Making Protest, shown as part of Time Let Me Play:
Time Let Me Play | Gathered Again | Green & Golden

During summer 2014, the Foundation staff at Swansea College of Art set themselves 50cm Rule as a holiday project and a way to introduce themselves to the new students. I made a ‘soapbox’ to these dimensions, designed so that it could be cut from a ‘quarter board’ of 12mm plywood, with as little wastage as possible. I had been to visit some Walter Segal houses and was inspired by the idea of the use of products readily available from builders’ merchants and DIY stores, and the learning and an essential democracy implicit in systems of this sort.

I wrote a brief manifesto and delivered it from my soapbox on the first day of term.
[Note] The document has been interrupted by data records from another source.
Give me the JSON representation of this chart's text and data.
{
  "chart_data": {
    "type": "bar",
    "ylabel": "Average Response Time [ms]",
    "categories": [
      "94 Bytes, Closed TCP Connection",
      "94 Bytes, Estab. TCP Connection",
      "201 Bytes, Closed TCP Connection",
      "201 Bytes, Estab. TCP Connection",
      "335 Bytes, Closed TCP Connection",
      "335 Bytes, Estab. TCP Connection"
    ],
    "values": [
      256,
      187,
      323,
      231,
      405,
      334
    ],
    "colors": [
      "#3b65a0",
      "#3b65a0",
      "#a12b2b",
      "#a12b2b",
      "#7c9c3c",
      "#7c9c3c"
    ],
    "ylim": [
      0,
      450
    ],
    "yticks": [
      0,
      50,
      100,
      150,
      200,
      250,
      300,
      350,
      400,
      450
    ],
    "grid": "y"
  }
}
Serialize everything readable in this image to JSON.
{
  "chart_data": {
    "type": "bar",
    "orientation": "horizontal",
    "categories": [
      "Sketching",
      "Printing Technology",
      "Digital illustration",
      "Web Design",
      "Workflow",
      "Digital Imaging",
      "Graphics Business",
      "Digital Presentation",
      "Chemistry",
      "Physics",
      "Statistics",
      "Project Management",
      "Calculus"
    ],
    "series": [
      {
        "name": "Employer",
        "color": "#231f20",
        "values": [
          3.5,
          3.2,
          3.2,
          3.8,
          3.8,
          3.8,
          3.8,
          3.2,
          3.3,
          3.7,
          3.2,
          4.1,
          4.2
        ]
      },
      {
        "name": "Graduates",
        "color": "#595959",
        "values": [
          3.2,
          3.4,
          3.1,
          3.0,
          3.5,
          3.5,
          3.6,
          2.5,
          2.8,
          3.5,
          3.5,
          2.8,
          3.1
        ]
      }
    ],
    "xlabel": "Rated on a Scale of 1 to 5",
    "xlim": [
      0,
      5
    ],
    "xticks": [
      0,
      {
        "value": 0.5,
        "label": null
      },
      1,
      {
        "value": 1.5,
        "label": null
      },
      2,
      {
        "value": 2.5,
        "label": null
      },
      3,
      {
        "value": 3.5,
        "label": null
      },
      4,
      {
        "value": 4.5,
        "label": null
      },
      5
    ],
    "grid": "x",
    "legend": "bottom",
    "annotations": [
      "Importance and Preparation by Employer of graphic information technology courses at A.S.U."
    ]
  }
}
Other members of the Foundation staff team were asked to write and present manifestos for our Monday morning meetings throughout the first term. Students then did the same as part of their first project within the fine art area. The soapbox was a drawing, a design and an experiment – and a prop for a participatory, performed project.

Now the shared theme of the staff and alumni exhibitions, 50cm Rule has encouraged me to explore modular making using 3 basic units, The work borrows from the simplicity of building block sets such as Froebel Gifts and takes inspiration from the process of open-ended play and construction proposed by them. What we make is always political, in one way or another, and I have chosen to construct some of the objects of protest or free speech. Art and design is a place where we can protest, ask questions, respond to and shape the places around us.

The pieces could be made into something else – and may take other forms in the future, the history of making and re-making visible in redundant holes for fixings.

The pieces might be further designed to have permanent fixing holes to limit or enable alternative constructions. The use of screws, doormats and rope, etc. is a reminder to improvise and that making is done in the studio and at home as part of living – where the tool cupboard or sewing basket enable us through basic skills.

The Foundation Art and Design course values process and experimentation, in addition to product as an introduction to art school education. Students are offered an alternative to grades as a measurement of their progress – what they make and how it is made are the focus of learning and teaching. We work with the basic principles of making, a wide definition that includes writing. Most importantly we broaden the definition of drawing, so that our students can understand it as a verb, a process and a way of thinking – their language.